It’s been said that a writer who’s a genius at ending sketches will never be out of work, as that’s such a rare and useful trait. Similarly, a Simpsons writer skilled at writing Lisa and/or Marge episodes has to be a huge asset to the show, since they are few and far between. Homer and Bart must be a blast to write for. They personify anarchy. They’re parties in human form, lovable, fluid monsters of id and ego.
They go through life issuing a silent plea of “Party! Party!” everywhere they go, in sharp contrast to Marge and Lisa’s more sober-minded appeals, “Shouldn’t Springfield be more diligent about recycling?” and “We should all think rationally and engage in a strenuous cost/benefit analysis before making any major life decisions.”
“Lisa’s Substitute” is technically a Bart and Lisa episode, but Lisa’s tragic, unrequited romantic and intellectual crush on an exquisitely geeky substitute teacher with a flair for playing dress-up and inspiring students dominated the proceedings to such an extent that Bart’s slick campaign for class President against Martin Prince registered as little more than an afterthought.
It didn’t help that the Bart/Martin race reminded me of the “All the Duke’s Men” episode of The Critic—maybe my all-time favorite episode of The Critic and one of my all-time favorite episodes of any television show ever—to suffer by comparison. It did prompt one of my all-time favorite Simpsons moments, however.
I, and by extension everyone else in the world, will always treasure the moment when Ray Bradbury’s name is bandied about as one of the all-time science fiction greats and Martin replies with an exquisitely condescending, “I’m familiar with the man’s work,” as if merely acknowledging that Bradbury exists was already giving him far too much credit. We did a Simpsons Inventory a while back on things we’ll always associate with The Simpsons. That’s certainly one of them.
Ah, but the meat of the episode lies in Lisa’s doomed crush on the substitute and the big, beautiful, boundless outside world the crush opens, then cruelly and abruptly closes. Mr. Bergstrom is Lisa’s kind of crush: a geeky iconoclast, proudly out of step with the outside world, a man who derives an almost sensual joy from attaining and disseminating information.
He first appears in Lisa’s class dressed like a cowboy, an emissary from another, much smarter world dispensing bits of cowboy trivia to a class with little use for his peculiar proclivities. To the rest of the world, Mr. Bergstrom is an egghead and a Poindexter. To Lisa, he's a God, the father figure she deserves but has been cruelly deprived of by the fickle hand of fate.

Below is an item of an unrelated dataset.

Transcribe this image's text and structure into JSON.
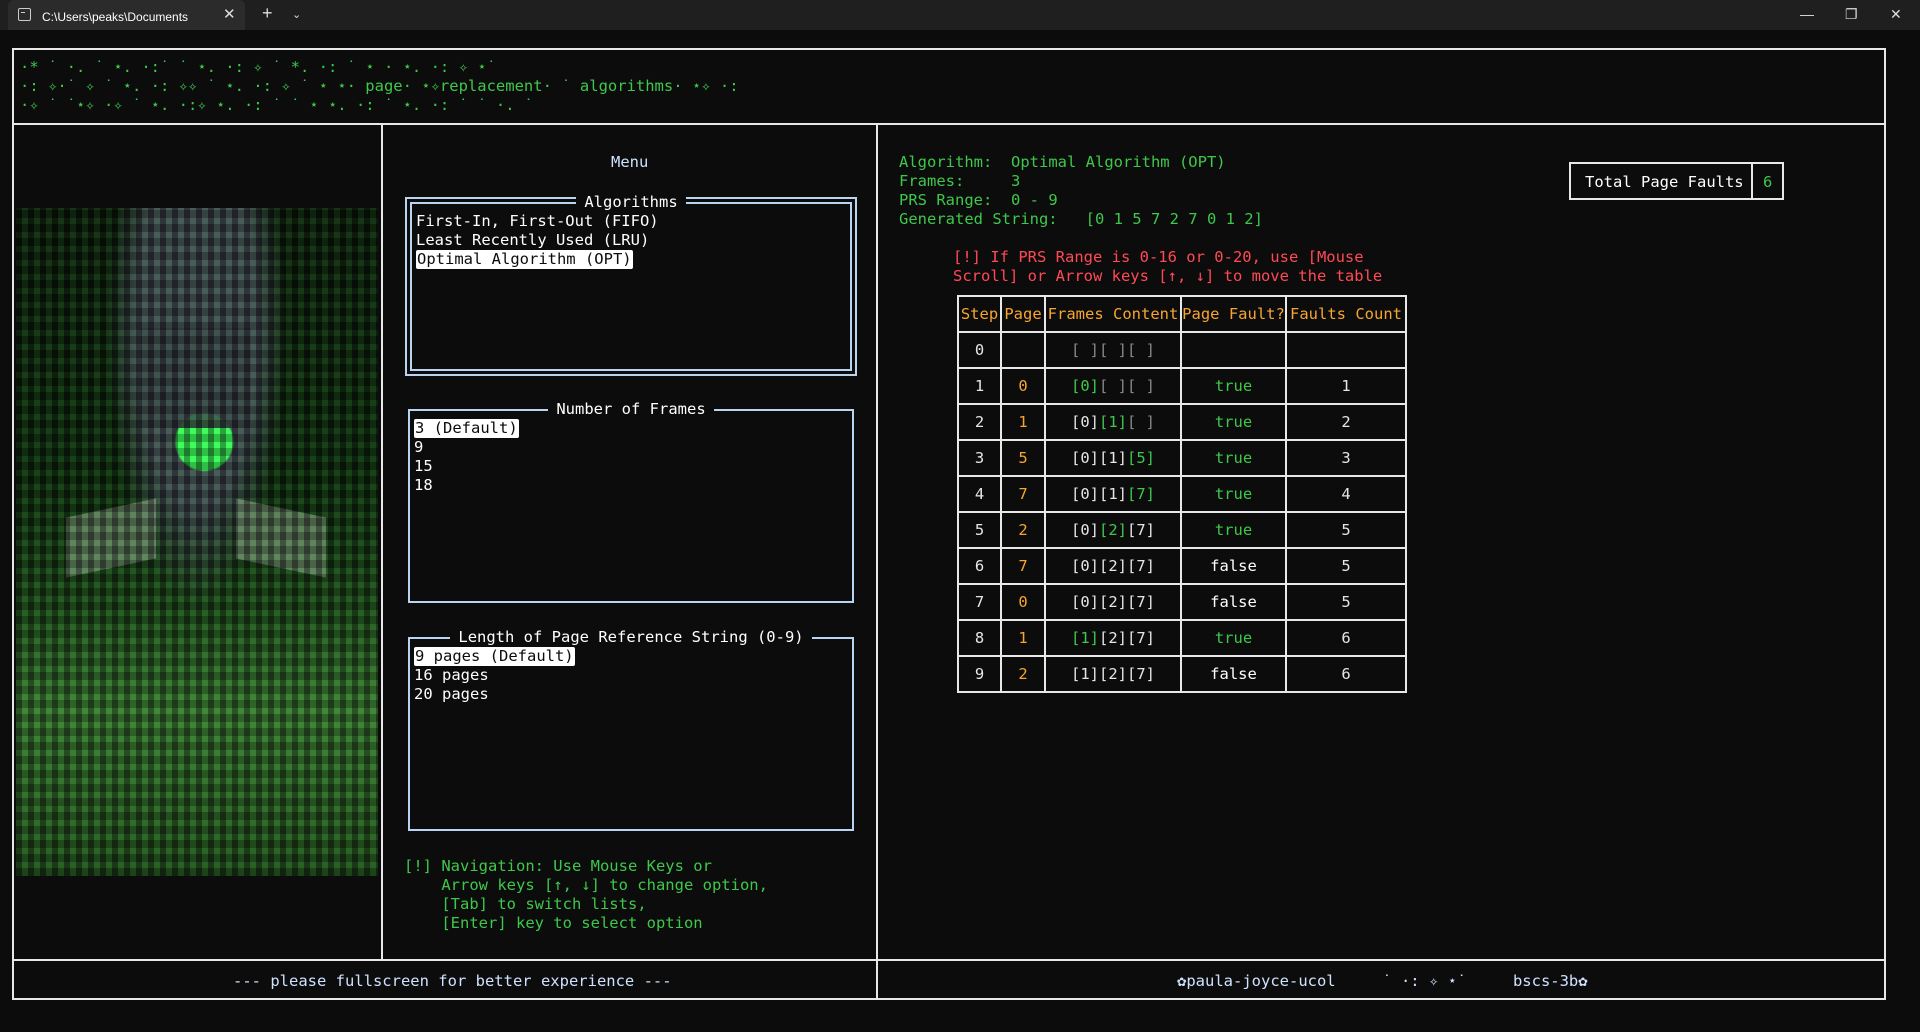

Last week’s episode mapped out a possible alternate future for Marge if she hadn’t been shackled to the big clumsy oaf whose care and feeding takes up the vast majority of the Simpsons' resources, emotionally and otherwise. We got to see the same for Lisa’s today. We got a brief, heartbreaking glimpse of what Lisa’s life would have been like if she had a father with a cheesy sense of humor and love of learning and history and keen, nuanced appreciation of human intelligence.
In other words, we got to see what Lisa’s life might have turned out if she’d been born Jewish. I know Jews aren’t the only people in the world who treasure those qualities, but Mr. Bergstrom has an unmistakably Jewish sensibility and sense of humor. Mr. Bergstrom should have been Lisa’s dad—her substitute dad as it were—but that was not to be, so it’s absolutely heartbreaking watching Mr. Bergstrom and all he represents vanish from Lisa’s life as quickly and unmistakably as he arrived. Such is the tragedy of the substitute teacher who actually cares. They, too, are rare and glorious creatures.
I know some of you feel the sentimentality of the first two seasons of The Simpsons can be a much, but I got a lump in my throat when Lisa opens the note Mr. Bergstrom gave her to remind her why the world is a beautiful place, regardless of who your parents might be, that reads simply, “You are Lisa Simpson.” God damn am I turning into a pussy in my old age.